A resiliência atual do mercado de ações americano, ancorada por um ganho de quase US$ 4 trilhões em valor de mercado no setor de semicondutores em poucas semanas, mascara duas vulnerabilidades estruturais crescentes: a inflação persistente impulsionada por conflitos geopolíticos e a potencial artificialidade das métricas de adoção de inteligência artificial corporativa. Em episódio recente do programa Prof G Markets, economistas e analistas dissecaram as forças divergentes que sustentam a economia e inflacionam o ecossistema de tecnologia.

O rali dos semicondutores e a armadilha do "token maxing"

O apetite do mercado pela cadeia de suprimentos de IA gerou uma expansão agressiva. Stacy Rasgon, diretor executivo da Bernstein Research, aponta que o índice de semicondutores subiu 65% no ano, um movimento justificado não por expansão de múltiplos — que chegaram a cair no acumulado do ano —, mas por uma explosão nas estimativas de lucro.

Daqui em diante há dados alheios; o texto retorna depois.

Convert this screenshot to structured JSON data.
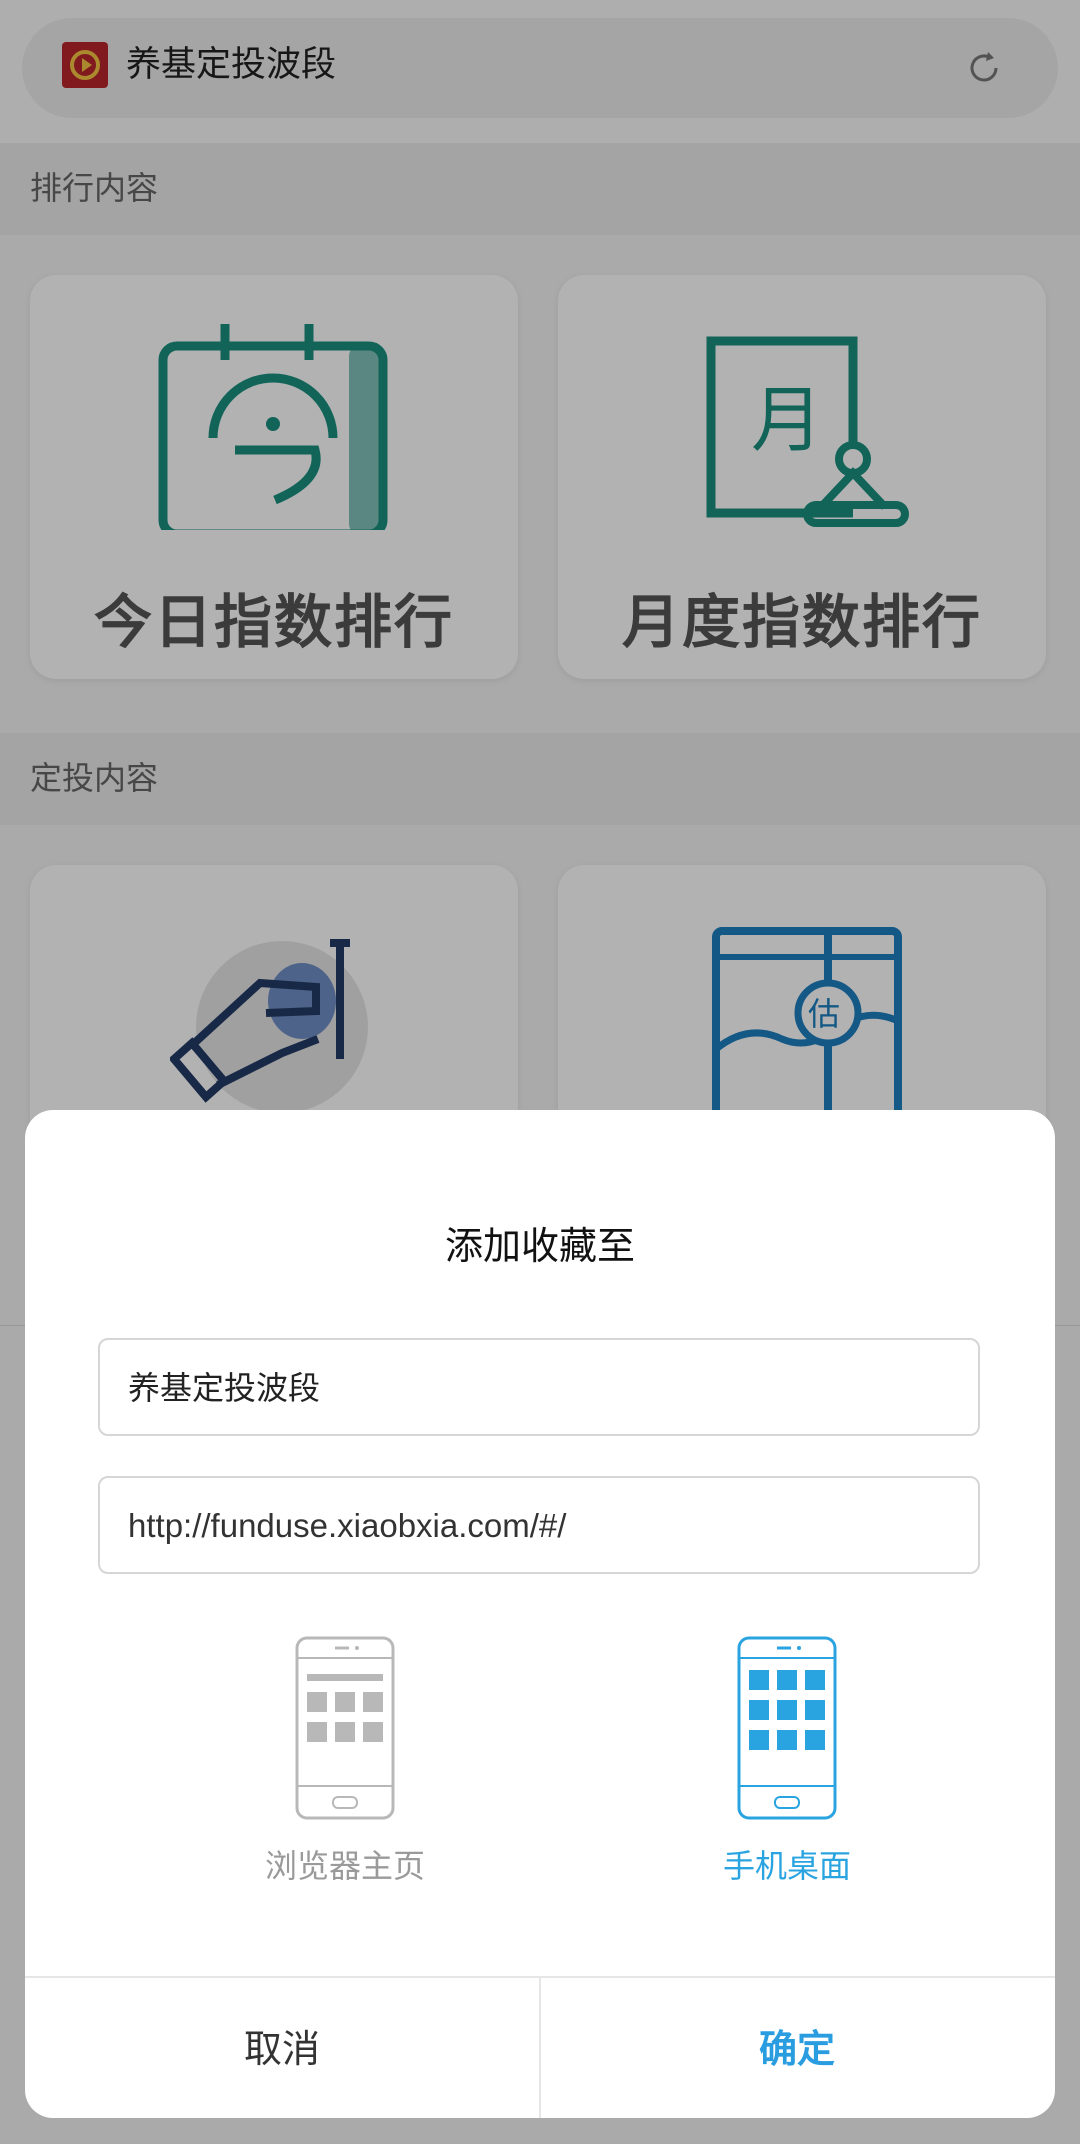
{
  "browser": {
    "page_title": "养基定投波段",
    "icons": {
      "site": "site-logo-icon",
      "reload": "reload-icon"
    }
  },
  "sections": [
    {
      "title": "排行内容",
      "cards": [
        {
          "label": "今日指数排行",
          "icon": "calendar-today-icon"
        },
        {
          "label": "月度指数排行",
          "icon": "calendar-month-icon"
        }
      ]
    },
    {
      "title": "定投内容",
      "cards": [
        {
          "icon": "hand-coin-icon"
        },
        {
          "icon": "estimate-map-icon"
        }
      ]
    }
  ],
  "dialog": {
    "title": "添加收藏至",
    "name_value": "养基定投波段",
    "url_value": "http://funduse.xiaobxia.com/#/",
    "options": [
      {
        "label": "浏览器主页",
        "icon": "phone-grid-icon",
        "selected": false
      },
      {
        "label": "手机桌面",
        "icon": "phone-apps-icon",
        "selected": true
      }
    ],
    "cancel_label": "取消",
    "confirm_label": "确定"
  },
  "colors": {
    "accent": "#2a9de0",
    "icon_teal": "#1b9080",
    "icon_blue": "#1e7fbf",
    "icon_navy": "#233c66",
    "brand_red": "#b9262b"
  }
}
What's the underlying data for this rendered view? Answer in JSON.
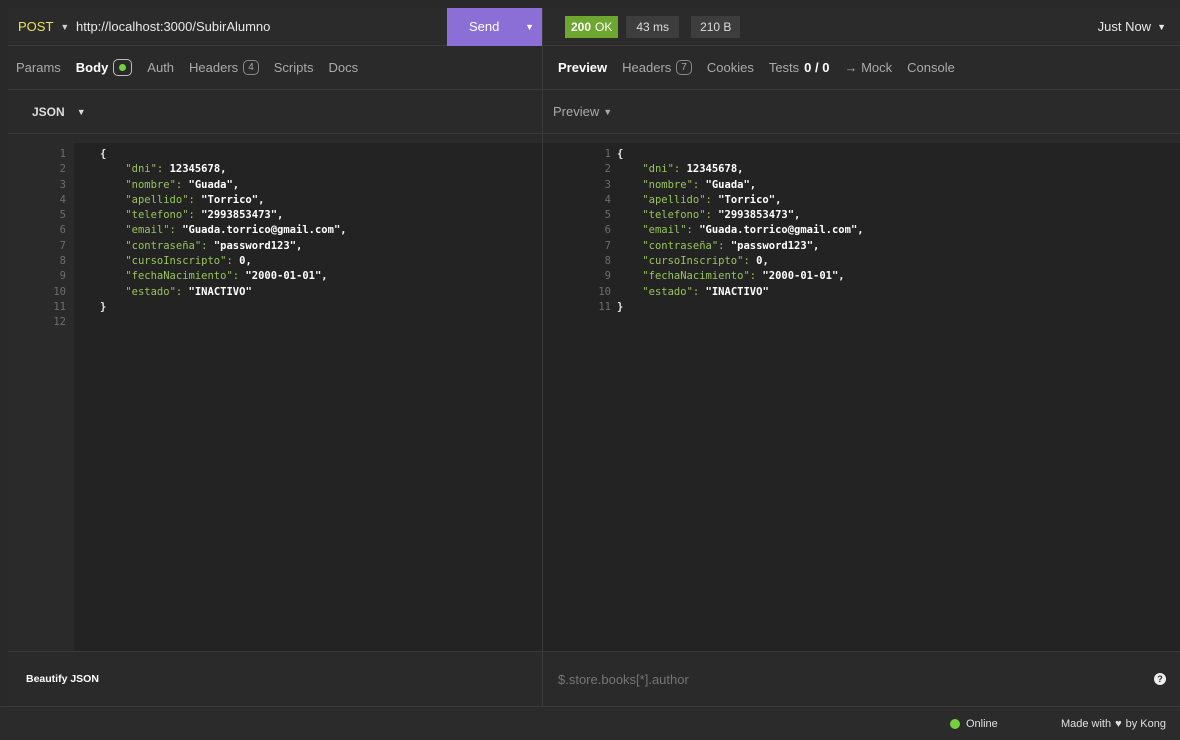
{
  "request": {
    "method": "POST",
    "url": "http://localhost:3000/SubirAlumno",
    "send_label": "Send",
    "tabs": [
      {
        "label": "Params"
      },
      {
        "label": "Body"
      },
      {
        "label": "Auth"
      },
      {
        "label": "Headers",
        "count": "4"
      },
      {
        "label": "Scripts"
      },
      {
        "label": "Docs"
      }
    ],
    "body_type": "JSON",
    "line_numbers": [
      "1",
      "2",
      "3",
      "4",
      "5",
      "6",
      "7",
      "8",
      "9",
      "10",
      "11",
      "12"
    ],
    "beautify_label": "Beautify JSON"
  },
  "response": {
    "status": "200",
    "status_text": "OK",
    "time": "43 ms",
    "size": "210 B",
    "history_label": "Just Now",
    "tabs": [
      {
        "label": "Preview"
      },
      {
        "label": "Headers",
        "count": "7"
      },
      {
        "label": "Cookies"
      },
      {
        "label": "Tests",
        "count": "0 / 0"
      },
      {
        "label": "→ Mock"
      },
      {
        "label": "Console"
      }
    ],
    "preview_label": "Preview",
    "line_numbers": [
      "1",
      "2",
      "3",
      "4",
      "5",
      "6",
      "7",
      "8",
      "9",
      "10",
      "11"
    ],
    "filter_placeholder": "$.store.books[*].author"
  },
  "json_fields": [
    {
      "key": "dni",
      "value": "12345678",
      "type": "number"
    },
    {
      "key": "nombre",
      "value": "Guada",
      "type": "string"
    },
    {
      "key": "apellido",
      "value": "Torrico",
      "type": "string"
    },
    {
      "key": "telefono",
      "value": "2993853473",
      "type": "string"
    },
    {
      "key": "email",
      "value": "Guada.torrico@gmail.com",
      "type": "string"
    },
    {
      "key": "contraseña",
      "value": "password123",
      "type": "string"
    },
    {
      "key": "cursoInscripto",
      "value": "0",
      "type": "number"
    },
    {
      "key": "fechaNacimiento",
      "value": "2000-01-01",
      "type": "string"
    },
    {
      "key": "estado",
      "value": "INACTIVO",
      "type": "string"
    }
  ],
  "footer": {
    "online_label": "Online",
    "made_with_prefix": "Made with",
    "made_with_suffix": "by Kong"
  },
  "colors": {
    "send_button": "#8b6fd6",
    "status_ok": "#6da72f",
    "online_dot": "#73d13d",
    "json_key": "#98c45a"
  }
}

A demanda, inicialmente concentrada em GPUs, espalhou-se para componentes de memória, equipamentos de fabricação e processadores centrais, impulsionada por um capex de provedores de nuvem que se aproxima de US$ 1 trilhão neste ano.

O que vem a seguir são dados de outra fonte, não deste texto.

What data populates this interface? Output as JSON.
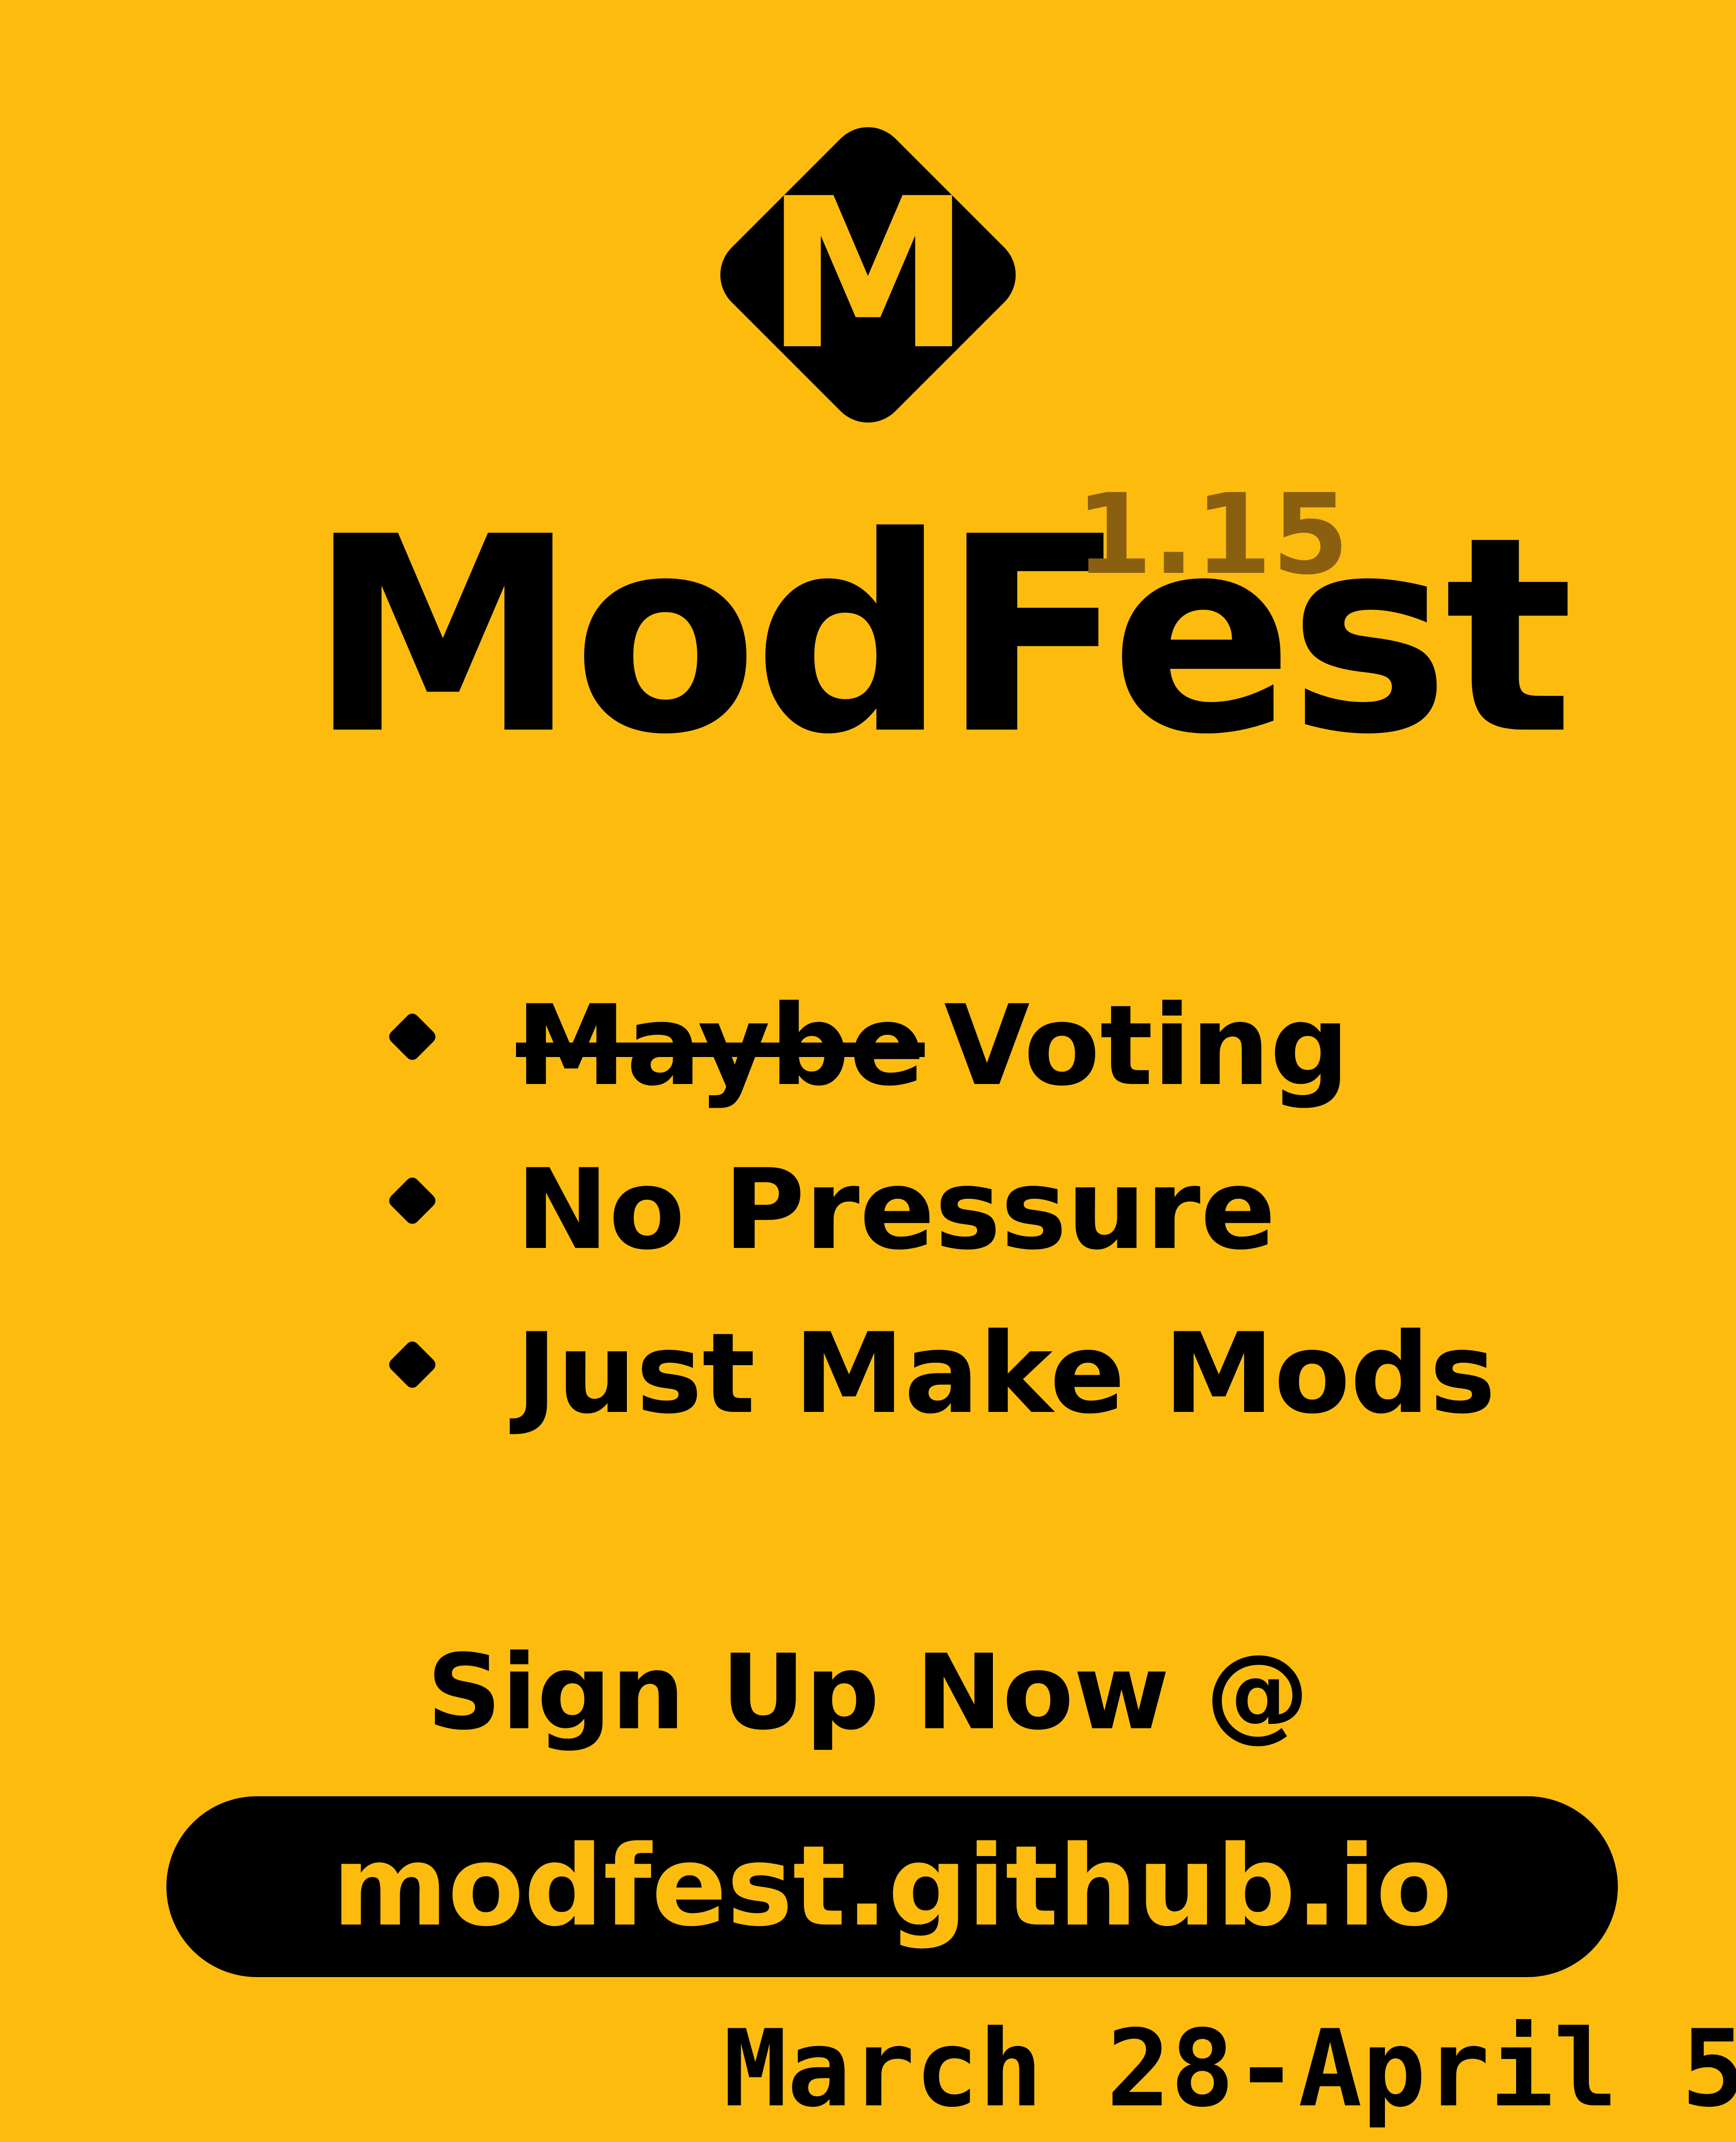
{
  "logo": {
    "icon": "modfest-diamond-logo",
    "letter": "M"
  },
  "title": "ModFest",
  "version": "1.15",
  "features": [
    {
      "struck": "Maybe",
      "text": "Voting"
    },
    {
      "struck": "",
      "text": "No Pressure"
    },
    {
      "struck": "",
      "text": "Just Make Mods"
    }
  ],
  "signup": {
    "label": "Sign Up Now @",
    "url": "modfest.github.io"
  },
  "dates": "March 28-April 5",
  "colors": {
    "background": "#FDBC0D",
    "foreground": "#000000",
    "version": "#8A5F10"
  }
}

A sustentabilidade desses lucros, no entanto, depende da transição do treinamento de modelos para a inferência, ou seja, o uso real. Enquanto Rasgon cita o crescimento vertical de ferramentas como o Claude, da Anthropic, em tarefas de programação autônoma como prova empírica de demanda, o cenário corporativo interno de grandes empresas de tecnologia revela fissuras. Reportagem do Financial Times destacada no programa indica que funcionários da Amazon e da Meta estão engajados em "token maxing" — a geração de requisições inúteis de IA apenas para cumprir cotas internas e subir em rankings de adoção impostos por gestores.

Para contexto, a BrazilValley aponta que a Lei de Goodhart — citada no programa para ilustrar como metas de adoção destroem a validade da própria métrica — tem precedentes na era do software corporativo como serviço, onde a compra de licenças em massa frequentemente mascarava o baixo engajamento real dos usuários. O risco sistêmico atual é que a demanda trilionária por infraestrutura esteja sendo parcialmente extrapolada a partir de um engajamento fabricado.

A matemática da guerra e o risco no Federal Reserve

Fora da infraestrutura de tecnologia, os fundamentos macroeconômicos mostram deterioração. Justin Wolfers, professor de economia e políticas públicas da Universidade de Michigan, destaca que a inflação de 3,8% (com o núcleo em 2,8%) marca um momento em que os salários reais passaram a cair. O aumento é primariamente um problema de combustível, com a energia respondendo por 40% da alta mensal, um reflexo direto do fechamento do Estreito de Ormuz e das tensões com o Irã.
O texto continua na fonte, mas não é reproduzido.